Some years ago, the U.S. Dept. of Agriculture undertook a study of the nutrient profile of the leading species of
cultivated and wild fish and shellfish. Some data from that work were published, but information on fatty acids was not
included. This paper presents data on the fat, cholesterol and major fatty acid content of cultivated and wild channel catfish
(Ictalurus punctatus), rainbow trout (Salmo gairdneri), and coho salmon (Oncorynchus kisutch). Two samples of each
species were obtained from the wild at two different seasons, reflecting differences in spawning status; three samples of
cultivated channel catfish and rainbow trout plus two of coho salmon were obtained at peak season to coincide with one of
the sampling times of the wild samples. Analyses were conducted on raw and cooked fillets. Fatty acids were determined by
gas-liquid chromatography. Fat content of cultivated catfish and salmon ranged from 2.5-5 times that of wild samples; fat
levels in wild and cultivated trout were similar. Monounsaturates predominated in cultivated catfish and salmon but not
trout. Differences in fatty acid profile between wild and cultivated fish were greatest among polyunsaturates; linoleic acid
was substantially higher in all cultivated samples than in wild fish. Omega-3 fatty acid levels were related to species and
were higher in cultivated than wild samples owing to higher fat content. Data do not support the notion that wild fish are
higher in omega-3 fatty acids than cultivated fish.

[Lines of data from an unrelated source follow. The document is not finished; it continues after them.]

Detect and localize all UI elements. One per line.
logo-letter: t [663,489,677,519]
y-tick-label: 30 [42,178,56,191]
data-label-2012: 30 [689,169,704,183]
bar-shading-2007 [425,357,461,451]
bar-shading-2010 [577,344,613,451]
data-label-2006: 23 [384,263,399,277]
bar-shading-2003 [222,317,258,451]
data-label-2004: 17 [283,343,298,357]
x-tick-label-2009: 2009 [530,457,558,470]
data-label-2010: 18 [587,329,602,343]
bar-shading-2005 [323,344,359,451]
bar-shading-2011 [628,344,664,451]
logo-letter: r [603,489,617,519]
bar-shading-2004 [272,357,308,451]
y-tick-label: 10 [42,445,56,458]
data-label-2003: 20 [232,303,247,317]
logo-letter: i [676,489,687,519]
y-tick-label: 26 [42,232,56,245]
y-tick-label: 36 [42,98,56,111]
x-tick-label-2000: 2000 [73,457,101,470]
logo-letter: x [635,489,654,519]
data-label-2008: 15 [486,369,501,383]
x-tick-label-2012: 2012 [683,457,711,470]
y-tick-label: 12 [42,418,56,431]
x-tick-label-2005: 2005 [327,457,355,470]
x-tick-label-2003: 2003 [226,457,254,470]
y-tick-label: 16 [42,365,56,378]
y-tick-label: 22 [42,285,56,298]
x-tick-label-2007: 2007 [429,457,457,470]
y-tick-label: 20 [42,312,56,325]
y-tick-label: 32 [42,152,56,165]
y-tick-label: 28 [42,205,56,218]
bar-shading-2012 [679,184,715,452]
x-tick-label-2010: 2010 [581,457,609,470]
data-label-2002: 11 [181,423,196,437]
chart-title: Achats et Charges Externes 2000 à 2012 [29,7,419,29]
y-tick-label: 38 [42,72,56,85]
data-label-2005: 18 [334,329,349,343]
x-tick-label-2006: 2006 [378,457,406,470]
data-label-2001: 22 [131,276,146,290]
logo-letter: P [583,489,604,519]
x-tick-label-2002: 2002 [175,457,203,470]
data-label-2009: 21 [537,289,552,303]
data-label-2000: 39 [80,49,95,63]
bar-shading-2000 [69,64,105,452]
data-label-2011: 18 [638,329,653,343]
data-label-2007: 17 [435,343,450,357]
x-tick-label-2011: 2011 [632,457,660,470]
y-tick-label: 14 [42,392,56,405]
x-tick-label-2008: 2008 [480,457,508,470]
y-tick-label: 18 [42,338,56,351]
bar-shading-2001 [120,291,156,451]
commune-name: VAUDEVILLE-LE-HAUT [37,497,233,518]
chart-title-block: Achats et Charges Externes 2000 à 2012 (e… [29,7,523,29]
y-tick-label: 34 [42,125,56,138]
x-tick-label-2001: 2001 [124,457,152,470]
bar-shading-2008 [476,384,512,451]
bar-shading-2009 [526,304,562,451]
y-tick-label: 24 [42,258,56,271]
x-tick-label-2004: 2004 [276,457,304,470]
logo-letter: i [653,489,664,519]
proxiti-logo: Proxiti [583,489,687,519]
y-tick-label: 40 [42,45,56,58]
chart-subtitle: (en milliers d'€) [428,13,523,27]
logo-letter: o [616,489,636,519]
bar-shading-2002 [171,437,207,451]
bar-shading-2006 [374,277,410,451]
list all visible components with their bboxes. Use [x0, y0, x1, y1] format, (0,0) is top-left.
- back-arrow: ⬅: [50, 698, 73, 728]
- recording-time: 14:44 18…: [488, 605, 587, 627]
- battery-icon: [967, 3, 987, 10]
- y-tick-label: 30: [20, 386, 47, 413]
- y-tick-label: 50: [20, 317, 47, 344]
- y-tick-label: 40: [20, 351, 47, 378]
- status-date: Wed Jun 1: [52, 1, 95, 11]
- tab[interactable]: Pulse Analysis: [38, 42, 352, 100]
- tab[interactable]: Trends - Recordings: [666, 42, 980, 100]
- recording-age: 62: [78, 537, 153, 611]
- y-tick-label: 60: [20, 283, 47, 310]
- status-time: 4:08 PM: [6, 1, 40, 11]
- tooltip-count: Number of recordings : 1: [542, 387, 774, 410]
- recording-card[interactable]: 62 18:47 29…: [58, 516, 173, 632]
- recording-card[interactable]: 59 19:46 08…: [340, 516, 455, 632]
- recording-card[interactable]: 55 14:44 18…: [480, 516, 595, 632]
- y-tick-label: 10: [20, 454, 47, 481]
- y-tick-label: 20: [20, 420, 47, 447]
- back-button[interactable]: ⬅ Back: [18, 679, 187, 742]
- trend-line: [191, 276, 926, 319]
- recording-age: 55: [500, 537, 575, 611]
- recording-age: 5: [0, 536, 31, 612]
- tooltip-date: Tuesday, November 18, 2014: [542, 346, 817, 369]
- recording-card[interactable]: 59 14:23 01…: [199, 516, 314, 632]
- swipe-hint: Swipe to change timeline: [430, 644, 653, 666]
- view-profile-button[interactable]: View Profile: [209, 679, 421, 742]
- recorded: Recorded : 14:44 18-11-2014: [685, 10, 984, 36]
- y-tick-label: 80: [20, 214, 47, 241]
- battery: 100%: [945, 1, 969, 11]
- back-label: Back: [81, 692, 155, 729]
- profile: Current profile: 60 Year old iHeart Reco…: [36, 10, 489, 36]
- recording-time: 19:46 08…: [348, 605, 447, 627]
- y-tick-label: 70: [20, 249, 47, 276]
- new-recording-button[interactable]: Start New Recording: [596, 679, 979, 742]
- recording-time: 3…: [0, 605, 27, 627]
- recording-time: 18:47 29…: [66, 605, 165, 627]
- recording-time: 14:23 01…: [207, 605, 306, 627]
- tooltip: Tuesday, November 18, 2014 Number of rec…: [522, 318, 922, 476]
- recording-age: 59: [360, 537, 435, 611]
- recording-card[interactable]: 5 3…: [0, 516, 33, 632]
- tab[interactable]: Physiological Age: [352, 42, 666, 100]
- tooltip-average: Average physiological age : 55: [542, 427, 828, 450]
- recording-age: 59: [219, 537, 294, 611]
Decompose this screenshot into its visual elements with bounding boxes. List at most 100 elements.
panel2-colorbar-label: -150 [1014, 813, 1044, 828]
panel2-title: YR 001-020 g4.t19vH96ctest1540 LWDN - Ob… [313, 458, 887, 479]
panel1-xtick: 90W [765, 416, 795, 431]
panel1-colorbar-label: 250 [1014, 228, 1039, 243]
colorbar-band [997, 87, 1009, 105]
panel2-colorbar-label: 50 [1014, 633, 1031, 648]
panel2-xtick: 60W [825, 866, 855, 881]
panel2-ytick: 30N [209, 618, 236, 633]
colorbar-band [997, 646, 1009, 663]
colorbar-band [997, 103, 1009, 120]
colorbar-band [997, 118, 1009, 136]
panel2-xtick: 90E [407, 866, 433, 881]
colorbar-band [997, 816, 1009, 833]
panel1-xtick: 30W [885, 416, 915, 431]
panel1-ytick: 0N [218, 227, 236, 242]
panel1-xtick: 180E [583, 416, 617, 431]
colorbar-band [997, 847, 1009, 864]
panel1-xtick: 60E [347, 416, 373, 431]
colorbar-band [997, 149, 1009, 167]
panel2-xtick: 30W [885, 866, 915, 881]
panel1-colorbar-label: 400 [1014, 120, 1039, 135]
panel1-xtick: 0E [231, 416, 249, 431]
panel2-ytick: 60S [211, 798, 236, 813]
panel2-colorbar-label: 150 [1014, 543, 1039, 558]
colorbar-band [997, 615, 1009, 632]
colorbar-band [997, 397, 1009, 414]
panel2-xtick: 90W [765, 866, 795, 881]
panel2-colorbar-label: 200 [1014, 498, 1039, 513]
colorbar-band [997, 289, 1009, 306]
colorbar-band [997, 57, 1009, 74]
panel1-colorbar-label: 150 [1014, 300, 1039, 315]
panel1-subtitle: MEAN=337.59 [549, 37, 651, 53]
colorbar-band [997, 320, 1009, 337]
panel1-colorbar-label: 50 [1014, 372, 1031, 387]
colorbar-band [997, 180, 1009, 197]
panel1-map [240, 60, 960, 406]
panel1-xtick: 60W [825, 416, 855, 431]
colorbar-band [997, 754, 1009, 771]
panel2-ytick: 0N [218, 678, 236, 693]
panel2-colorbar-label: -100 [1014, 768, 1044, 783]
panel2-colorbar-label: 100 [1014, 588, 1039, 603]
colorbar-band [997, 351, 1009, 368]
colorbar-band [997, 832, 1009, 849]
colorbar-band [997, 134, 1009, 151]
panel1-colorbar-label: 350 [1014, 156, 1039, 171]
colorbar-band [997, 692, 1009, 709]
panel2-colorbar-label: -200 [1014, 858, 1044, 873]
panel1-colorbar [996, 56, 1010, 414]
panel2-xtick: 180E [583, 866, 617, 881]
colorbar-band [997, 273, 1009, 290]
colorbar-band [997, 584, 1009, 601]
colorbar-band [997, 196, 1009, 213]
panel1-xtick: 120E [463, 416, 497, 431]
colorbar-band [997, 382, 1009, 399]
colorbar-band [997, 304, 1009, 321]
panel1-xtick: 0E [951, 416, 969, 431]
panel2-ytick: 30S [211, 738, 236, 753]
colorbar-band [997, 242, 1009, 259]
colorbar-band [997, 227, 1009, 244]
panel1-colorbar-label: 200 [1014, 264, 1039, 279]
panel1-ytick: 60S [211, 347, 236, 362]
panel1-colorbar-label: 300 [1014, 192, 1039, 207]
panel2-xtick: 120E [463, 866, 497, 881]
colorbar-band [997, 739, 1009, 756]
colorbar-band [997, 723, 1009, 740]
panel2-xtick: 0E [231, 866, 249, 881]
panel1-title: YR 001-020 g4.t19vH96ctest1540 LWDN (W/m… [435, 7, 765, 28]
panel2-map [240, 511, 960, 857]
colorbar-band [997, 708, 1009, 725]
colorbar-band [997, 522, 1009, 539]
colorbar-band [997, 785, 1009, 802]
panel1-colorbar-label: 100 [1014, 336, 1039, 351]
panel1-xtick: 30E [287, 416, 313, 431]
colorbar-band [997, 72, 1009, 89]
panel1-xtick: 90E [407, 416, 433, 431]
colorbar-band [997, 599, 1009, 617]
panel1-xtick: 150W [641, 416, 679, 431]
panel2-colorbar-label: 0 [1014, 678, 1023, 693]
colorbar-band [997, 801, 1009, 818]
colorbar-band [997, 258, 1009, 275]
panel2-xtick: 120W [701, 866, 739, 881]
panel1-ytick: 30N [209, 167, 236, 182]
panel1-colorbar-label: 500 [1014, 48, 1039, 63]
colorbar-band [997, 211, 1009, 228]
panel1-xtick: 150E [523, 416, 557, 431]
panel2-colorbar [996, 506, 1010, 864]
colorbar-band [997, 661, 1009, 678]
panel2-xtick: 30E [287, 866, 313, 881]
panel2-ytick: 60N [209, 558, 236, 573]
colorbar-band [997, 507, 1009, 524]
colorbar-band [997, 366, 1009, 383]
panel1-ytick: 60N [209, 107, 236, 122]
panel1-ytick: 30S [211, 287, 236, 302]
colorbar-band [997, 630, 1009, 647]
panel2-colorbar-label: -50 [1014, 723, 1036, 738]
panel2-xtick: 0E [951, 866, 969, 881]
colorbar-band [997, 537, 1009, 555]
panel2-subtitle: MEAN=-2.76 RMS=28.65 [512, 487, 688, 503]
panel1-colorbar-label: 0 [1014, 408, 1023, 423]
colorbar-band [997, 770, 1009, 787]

Nettleton, J.A. Fatty Acids in Cultivated and Wild Fish. Microbehavior and Macroresults:Proceedings of the Tenth Biennial Conference of the International Institute ofFisheries Economics and Trade, July 10-14, 2000, Corvallis, Oregon, USA.Compiled by Richard S. Johnston and Ann L. Shriver. InternationalInstitute of Fisheries Economics and Trade (IIFET), Corvallis, 2001.